You'll have to explain that one more slowly.

It looks to me like the power savings from 2900XT to 3870 come both from the shrink to 55nm and from getting rid of the 512 bit external memory bus. There seem to be some additional power savings on 4870 by getting rid of the internal 512 bit racetrack bus. AMD also added some of its CPU power features but these only help when the GPU is not fully utilized. Overall, this makes 4870 much better in terms of power than 2900XT. I was saying that these power savings were then used to add more shaders to increase performance. Imagine what would have happened if AMD had increased the shaders on 2900XT by 150%.

"In case you weren't aware, ATI have always had more shader hardware and they've been using the 4:1 ALU:Tex ratio for quite a while now. It adds more value to cards in the long term, ATI have always been about that. Why would they suddenly turn around and change that?"

I corrected my shader numbers above.

"I'm sorry to break it to you but that point hasn't eluded me, they own the market at $200 and $300 and it shows with the 4850 out in good numbers and selling like crazy. It'll be a while before Nvidia can really do anything besides cut prices and eat lower margins. "

Yes, I think their margins will be an issue with that large G200 die, 400mm2 even after a shrink.

"The competition is much needed and I know for sure I'm picking up a 4870 when its available here."

muziqaz said...

Ho Ho, my statement was based on some old comparison of fire GL (2900 xt class) with quadroFX (8800gtx class).
link.

I do believe that thing have changed since then, but AMD still comes at the top with it's pricing.

And about the fah, yes, nvidia's cuda managed to compile the code which behaves very well in protein simulations :)
but Vijay said, that it might change, when they release new/bigger WUs.

Ho Ho said...

muziqaz
"but Vijay said, that it might change, when they release new/bigger WUs."

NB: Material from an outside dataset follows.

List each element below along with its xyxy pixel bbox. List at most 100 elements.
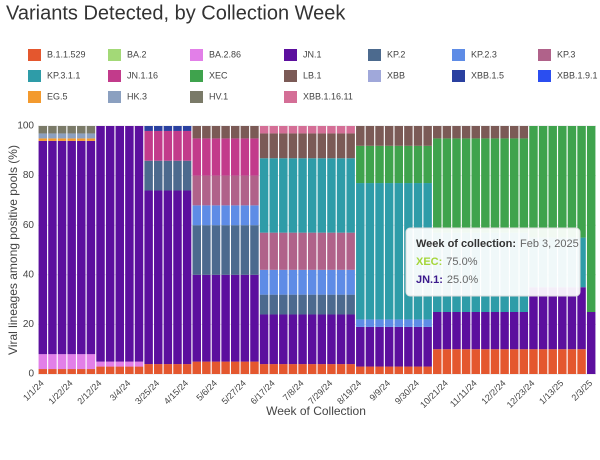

I'm sure things will change, just not sure in what direction things change on either architectures. My gut feeling says that as NV has more flexible HW it should scale relatively better with more complex code.

Joshua said...

I think right now AMD just made a win for Intel big time. Interesting fact: Recently, AnandTech reviewed the new SB750 and they showed that it was now possible to reach 3.3 GHz with the Phenom. I think AMD needs to straighten everything out with Phenom. Although it may not be the best CPU, it definitely is a sweet deal. AMD really needs to pull through and start re-generating revenue, if AMD goes out the window Intel is going to just jack up the prices on all the existing CPUs and stop developing anything.